A nova superintendência será encarregada de desenvolver projetos técnicos e buscar financiamento junto aos governos federal e estadual, além de estabelecer parcerias com instituições culturais e de fomento. O intuito é fomentar a criação de novos museus e fortalecer ações relacionadas à memória, ciência, patrimônio e identidade cultural local.
Com essa iniciativa, Nova Iguaçu passa a contar com uma estrutura específica dedicada à política pública de museus, algo ainda raro no estado. Conforme informações da Prefeitura, estruturas semelhantes estão presentes apenas na cidade do Rio de Janeiro, em Petrópolis e no Governo do Estado do Rio.
Cidade avalia novos museus
Entre as propostas que estão sendo estudadas está o Museu da Cidade de Nova Iguaçu, localizado no Centro, além do Museu de História Natural e o Museu Vila de Iguassú. Os dois últimos serão instalados no Parque Histórico e Arqueológico de Iguassú Velha, em Tinguá, onde também está situado o recentemente inaugurado MAE.
Outro projeto considerado prioritário é a recuperação da Fazenda São Bernardino, um dos principais patrimônios históricos da cidade.
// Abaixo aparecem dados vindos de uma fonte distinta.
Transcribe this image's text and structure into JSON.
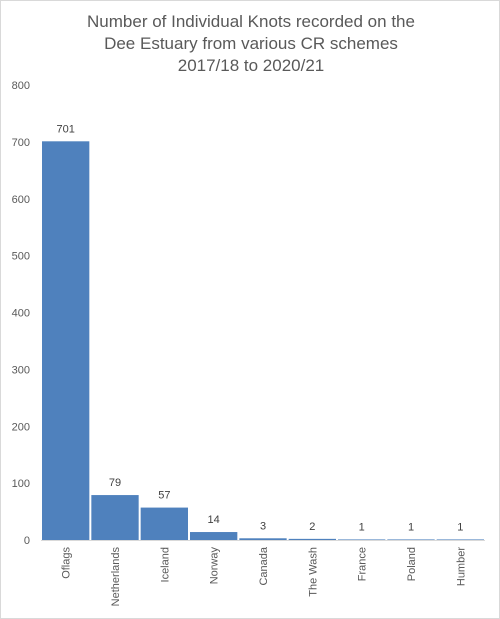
{
  "chart_data": {
    "type": "bar",
    "title_lines": [
      "Number of Individual Knots recorded on the",
      "Dee Estuary from various CR schemes",
      "2017/18 to 2020/21"
    ],
    "categories": [
      "Oflags",
      "Netherlands",
      "Iceland",
      "Norway",
      "Canada",
      "The Wash",
      "France",
      "Poland",
      "Humber"
    ],
    "values": [
      701,
      79,
      57,
      14,
      3,
      2,
      1,
      1,
      1
    ],
    "ylim": [
      0,
      800
    ],
    "yticks": [
      0,
      100,
      200,
      300,
      400,
      500,
      600,
      700,
      800
    ],
    "grid": false,
    "legend": "none",
    "bar_color": "#4f81bd",
    "xlabel": "",
    "ylabel": ""
  }
}
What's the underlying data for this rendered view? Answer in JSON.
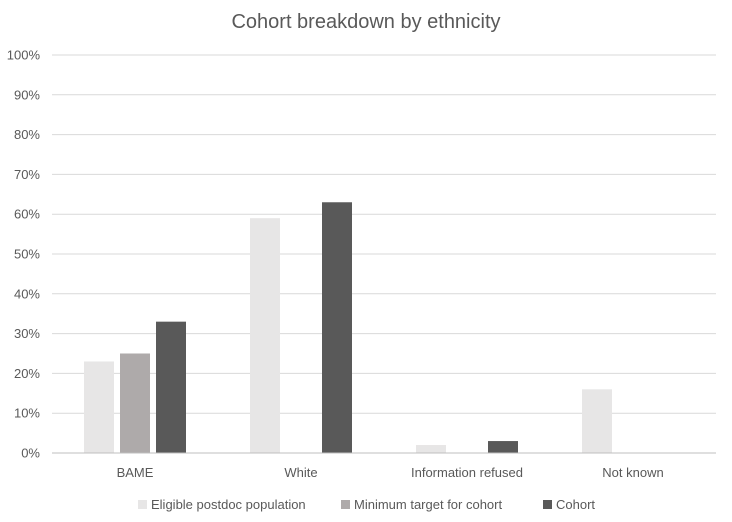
{
  "chart_data": {
    "type": "bar",
    "title": "Cohort breakdown by ethnicity",
    "categories": [
      "BAME",
      "White",
      "Information refused",
      "Not known"
    ],
    "series": [
      {
        "name": "Eligible postdoc population",
        "values": [
          23,
          59,
          2,
          16
        ],
        "color": "#e7e6e6"
      },
      {
        "name": "Minimum target for cohort",
        "values": [
          25,
          null,
          null,
          null
        ],
        "color": "#aeaaaa"
      },
      {
        "name": "Cohort",
        "values": [
          33,
          63,
          3,
          null
        ],
        "color": "#595959"
      }
    ],
    "y_ticks": [
      "0%",
      "10%",
      "20%",
      "30%",
      "40%",
      "50%",
      "60%",
      "70%",
      "80%",
      "90%",
      "100%"
    ],
    "ylim": [
      0,
      100
    ],
    "y_unit": "%",
    "grid": true,
    "legend_position": "bottom"
  }
}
Está prevista a licitação do projeto executivo com recursos provenientes do Programa de Aceleração do Crescimento (PAC). A administração municipal planeja converter este local em uma casa-museu.
Esse anúncio acontece pouco antes da celebração do Dia Internacional dos Museus, que ocorre em 18 de maio. A gestão atual se comprometeu em transformar a cultura em um instrumento contínuo para educação, turismo, preservação histórica e desenvolvimento social.
A proposta inclui a criação de um circuito cultural que una a antiga Vila de Iguassú à história da Baixada Fluminense, além do patrimônio ambiental e a formação social da região.
“Nova Iguaçu possui uma herança histórica muito rica, mas por muito tempo nossos jovens não tiveram acesso ao conhecimento sobre a importância cultural e histórica da própria cidade e da Baixada Fluminense. Investir na cultura é também despertar esse interesse, criar senso de pertencimento e ampliar horizontes”, declarou Dudu Reina, prefeito da cidade.
O prefeito ressaltou que os novos projetos poderão abrir oportunidades profissionais para os jovens locais. “A cultura transforma vidas, educa e gera oportunidades. Desejamos que nossos jovens tenham acesso à arte, pesquisa e memória, possibilitando enxergar caminhos profissionais relacionados ao turismo, cultura, educação e preservação patrimonial dentro da própria cidade. Ao fortalecer a cultura, estamos também solidificando o futuro de Nova Iguaçu”, completou.
Além dos esforços para preservar a cultura local, a Prefeitura enxerga um grande potencial turístico e econômico nos novos equipamentos culturais planejados para Tinguá. Essa região é rica em patrimônio histórico, ambiental e arqueológico e tem sido incluída em diversas iniciativas voltadas para valorização cultural e desenvolvimento sustentável.